As novas imparidades de “mais de 3 mil milhões de euros” na CGD

Ricardo Cabral classifica de inaceitável e perigosa a decisão de constituir imparidades antes do processo de recapitalização do banco público.

A actuação do Governo na Caixa Geral de Depósitos parece dificilmente defensável. Começa porque deveria ter, logo à partida, recusado as condições impostas por António Domingues. Tornou-se progressivamente mais grave em resultado da forma como essas condições foram negociadas com as autoridades europeias e da polémica associada à nomeação de António Domingues e da sua equipa.

Em particular, o Governo adoptou como sua a proposta/exigência de António Domingues relativa às necessidades de aumento de capital da CGD, que decorreriam da necessidade de constituir imparidades adicionais e de assim melhorar os rácios de cobertura do crédito em risco, que seriam considerados insuficientes.

Ora, como informa o Público hoje, a CGD apresentava, em Junho de 2016, i.e., antes de António Domingues assumir funções como presidente executivo, rácios de cobertura do crédito em risco por imparidades mais colaterais (garantias) praticamente iguais aos da média dos 51 maiores bancos europeus. Que fundamento então para esse aumento de capital?

O processo culmina com a decisão que considero inaceitável e perigosa de constituir imparidades em 2016, antes do aumento de capital da CGD que ocorrerá no “início” de 2017. Segundo o Jornal de Negócios de ontem, a CGD irá registar imparidades “de mais de” de 3 mil milhões de euros e prejuízos “de perto de” 3 mil milhões de euros em 2016, o que deixará o rácio CET1 da CGD em aproximadamente 5%. Ora o Banco de Portugal, a 3 de Agosto de 2014, decidiu aplicar a medida de resolução BES porque o rácio de capital consolidado do BES caiu abaixo dos requisitos mínimos exigíveis, apresentando então um rácio CET1 consolidado de 5,1%. Ou seja, as imparidades constituídas na CGD implicam rácios de capital próximos, ou mesmo inferiores aos registados pelo BES antes da aplicação da medida de resolução em incumprimento - temporário e com o acordo prévio do BCE, é certo - dos rácios de capital mínimo vigentes na zona euro.
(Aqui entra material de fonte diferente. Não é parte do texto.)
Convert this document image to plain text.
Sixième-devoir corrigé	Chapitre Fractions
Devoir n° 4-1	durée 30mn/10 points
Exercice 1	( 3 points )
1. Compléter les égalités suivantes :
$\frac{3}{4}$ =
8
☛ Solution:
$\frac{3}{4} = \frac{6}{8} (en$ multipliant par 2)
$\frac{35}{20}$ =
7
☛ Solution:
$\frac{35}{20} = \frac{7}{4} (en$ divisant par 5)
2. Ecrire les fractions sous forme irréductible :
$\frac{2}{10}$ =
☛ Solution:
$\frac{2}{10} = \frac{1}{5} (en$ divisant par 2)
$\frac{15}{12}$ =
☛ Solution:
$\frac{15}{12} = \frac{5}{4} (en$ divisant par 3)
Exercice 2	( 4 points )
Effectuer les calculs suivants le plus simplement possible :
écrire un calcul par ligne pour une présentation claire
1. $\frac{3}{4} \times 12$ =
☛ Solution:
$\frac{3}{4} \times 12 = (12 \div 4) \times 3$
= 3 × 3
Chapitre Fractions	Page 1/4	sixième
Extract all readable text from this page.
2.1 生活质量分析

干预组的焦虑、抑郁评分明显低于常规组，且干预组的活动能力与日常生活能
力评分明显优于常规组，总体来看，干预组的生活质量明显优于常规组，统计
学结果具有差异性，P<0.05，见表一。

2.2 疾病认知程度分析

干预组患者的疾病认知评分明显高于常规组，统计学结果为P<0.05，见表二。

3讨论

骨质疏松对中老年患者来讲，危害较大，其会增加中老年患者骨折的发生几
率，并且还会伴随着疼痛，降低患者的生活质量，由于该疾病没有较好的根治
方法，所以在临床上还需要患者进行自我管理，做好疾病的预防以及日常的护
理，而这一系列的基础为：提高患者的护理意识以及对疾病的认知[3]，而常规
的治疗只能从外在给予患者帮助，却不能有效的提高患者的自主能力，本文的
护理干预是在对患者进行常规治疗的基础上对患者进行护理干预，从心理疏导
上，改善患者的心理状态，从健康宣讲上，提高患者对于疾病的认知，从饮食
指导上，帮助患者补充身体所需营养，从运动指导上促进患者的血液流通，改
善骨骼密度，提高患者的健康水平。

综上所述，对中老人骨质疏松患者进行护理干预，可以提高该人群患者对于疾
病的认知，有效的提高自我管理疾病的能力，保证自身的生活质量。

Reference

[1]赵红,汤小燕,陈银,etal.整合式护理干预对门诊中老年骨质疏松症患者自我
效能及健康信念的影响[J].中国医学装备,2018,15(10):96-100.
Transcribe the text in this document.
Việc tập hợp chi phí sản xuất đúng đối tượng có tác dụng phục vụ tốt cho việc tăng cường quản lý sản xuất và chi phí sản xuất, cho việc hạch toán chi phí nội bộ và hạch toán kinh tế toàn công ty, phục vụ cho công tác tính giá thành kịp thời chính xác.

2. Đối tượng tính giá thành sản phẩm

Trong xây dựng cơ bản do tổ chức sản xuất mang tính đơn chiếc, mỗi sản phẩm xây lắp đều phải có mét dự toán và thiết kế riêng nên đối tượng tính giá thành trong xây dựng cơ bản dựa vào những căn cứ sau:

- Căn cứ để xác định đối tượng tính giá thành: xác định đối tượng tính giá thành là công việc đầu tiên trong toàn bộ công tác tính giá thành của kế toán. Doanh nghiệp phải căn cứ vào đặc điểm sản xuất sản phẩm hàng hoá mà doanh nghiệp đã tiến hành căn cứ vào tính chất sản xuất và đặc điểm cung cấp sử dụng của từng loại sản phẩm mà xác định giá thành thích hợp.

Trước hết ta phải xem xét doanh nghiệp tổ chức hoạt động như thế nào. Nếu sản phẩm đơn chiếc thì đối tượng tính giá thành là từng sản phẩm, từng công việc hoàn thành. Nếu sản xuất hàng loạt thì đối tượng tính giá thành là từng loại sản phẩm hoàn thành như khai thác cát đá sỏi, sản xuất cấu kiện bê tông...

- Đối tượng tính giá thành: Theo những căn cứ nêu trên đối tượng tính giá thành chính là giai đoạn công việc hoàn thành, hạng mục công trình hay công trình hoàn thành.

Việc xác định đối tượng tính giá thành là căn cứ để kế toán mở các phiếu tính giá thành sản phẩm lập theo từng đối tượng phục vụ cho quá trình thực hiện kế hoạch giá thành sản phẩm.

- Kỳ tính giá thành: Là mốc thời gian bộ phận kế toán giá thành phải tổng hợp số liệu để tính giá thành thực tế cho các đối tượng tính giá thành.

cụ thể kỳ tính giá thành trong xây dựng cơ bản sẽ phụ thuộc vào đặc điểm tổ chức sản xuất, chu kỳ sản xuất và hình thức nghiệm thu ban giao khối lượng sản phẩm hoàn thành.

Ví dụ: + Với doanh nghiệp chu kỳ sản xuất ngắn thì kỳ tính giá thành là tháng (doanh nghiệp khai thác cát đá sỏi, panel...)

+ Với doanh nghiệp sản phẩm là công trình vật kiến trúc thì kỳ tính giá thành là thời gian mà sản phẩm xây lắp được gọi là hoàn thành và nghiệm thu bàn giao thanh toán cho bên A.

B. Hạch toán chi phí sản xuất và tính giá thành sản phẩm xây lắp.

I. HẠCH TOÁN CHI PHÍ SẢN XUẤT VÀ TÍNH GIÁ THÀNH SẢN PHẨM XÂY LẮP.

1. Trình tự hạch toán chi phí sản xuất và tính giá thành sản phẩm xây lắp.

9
E a questão que se coloca é se as regras não são iguais para todos.

Como é possível que isto tenha ocorrido, quando se sabe que a constituição de imparidades na CGD não foi imposta pelo supervisor, mas sim por uma decisão discricionária que resulta de uma alteração profunda do modelo de avaliação e de gestão do risco de crédito da CGD, i.e., uma decisão da iniciativa da administração nomeada pelo Governo?

Como garante do Estado de Direito Democrático, o Estado deve ser o primeiro a cumprir as regras e a lei. Por conseguinte, não deveria autorizar a constituição de imparidades antes de concretizado o aumento de capital da Caixa, assim garantido que a Caixa cumpre sempre e permanentemente os rácios de capital legalmente exigíveis, como compete ao pilar do sistema financeiro português.